Note: I am not using this to argue against the need for organization, for propaganda, or even against (that much-misunderstood bête noire of so much of the left) "democratic centralism" (though its historic significance still needs to be excavated from beneath a heap of archeological rubble). Only that the specific concatenation of those concepts, and the resultant meanings that have been "carried over, handed down and given" to us, need to be radically rethought, and that rethinking put to the test. As such, the questions of the impact of technological development on capitalist social relations, the ways it has conditioned a reordering of political struggles, and the future forms of proletarian organization emerging from such struggles will be a primary theme of exploration in this blog.

An immediate trigger for this was close observation of the revolutions in Tunisia and Egypt, and the role of new media technologies in helping (though by no means being solely responsible for) the acceleration of events. So long as those revolutions remain living phenomena--long may they live, deepen and spread--that will be a major secondary theme. Unfortunately, I do not have sufficient Arabic-language skills to do that on my own (working on it). Comment from those who do, especially those who are participants in the events, is most welcomed, even if we disagree.

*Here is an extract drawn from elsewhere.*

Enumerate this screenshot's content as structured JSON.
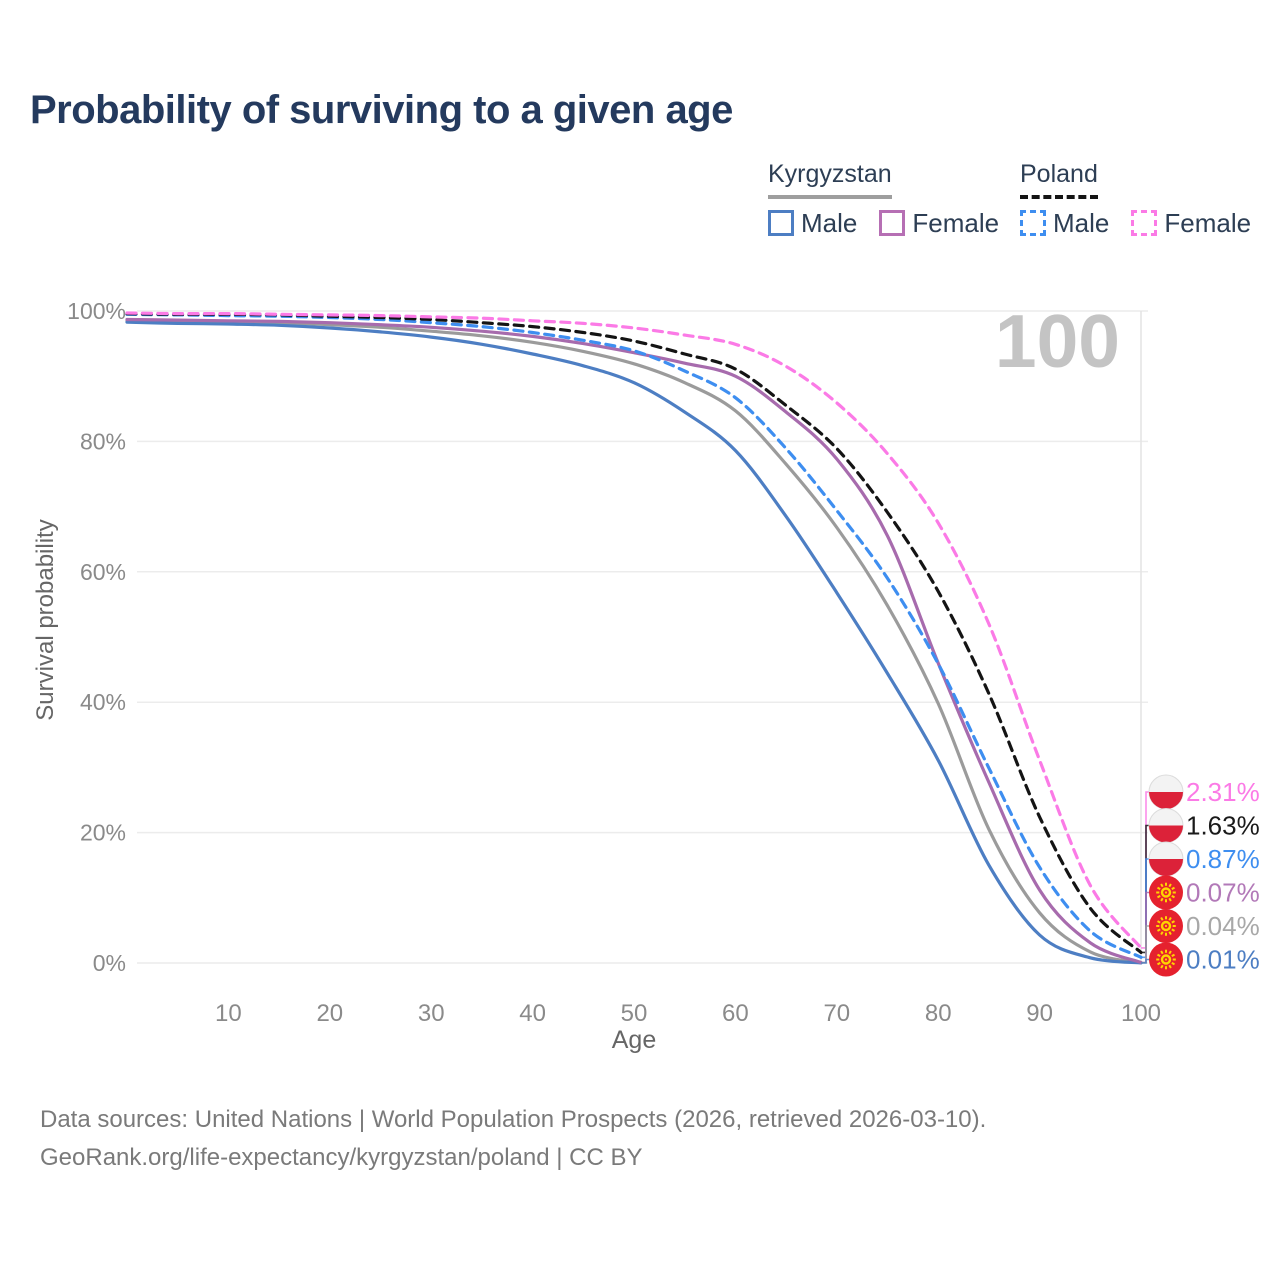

Other likely themes, off the top of my head and by no means exhaustive:

  • Marxism, philosophy of science, and the philosophy of Marxism as science
  • History and development of the far left in the U.S.
  • Political events in Latin America
  • Arts and culture (most likely infrequently)
Some Final Notes on Policy

  • Links are not endorsements. I will link to pages in the blogroll because I find them interesting enough to want to remind myself to check them regularly, not because I agree with all or most of the content to be found that way. I do welcome suggestions (in the comments). I also link within the text of blog posts, so that readers can familiarize themselves with the texts, organizations, individuals, phenomena, concepts, etc. to which I am referring.
  • Debate is welcome. Debate is not abuse, which is not welcome. Comments will be gently moderated against abuse. Mischaracterizing debate as abuse, however, is a way of avoiding debate, and thus is also not welcome.
  • Racism, sexism and bigotry of all forms is a form of abuse particularly unwelcome when the object of inquiry is the liberation of all humanity from oppression. Don't even try slipping it past.
  • English is the primary language of this blog, but comments in other languages are most welcome, so long as they fit the rest of the policies. I'll do my best, using my knowledge and/or Google Translate, to help make such comments intelligible to readers who need English. When linking, I will link to English-language documents first if available, original-language documents next if I understand them, and documents translated into a third language if necessary. I do reserve the privilege of re-translating quotes, however, for reasons of grammar, precision or felicity.

2 comments:

  1. So for clarity, if the need for the propaganda group has been overcome by historical development, what kind of organization would you say is needed now?

    ReplyDelete
  2. A fair question, and one that has proven harder for me to answer than I had initially believed it would be... as evidenced by the prolonged hiatus in my posting.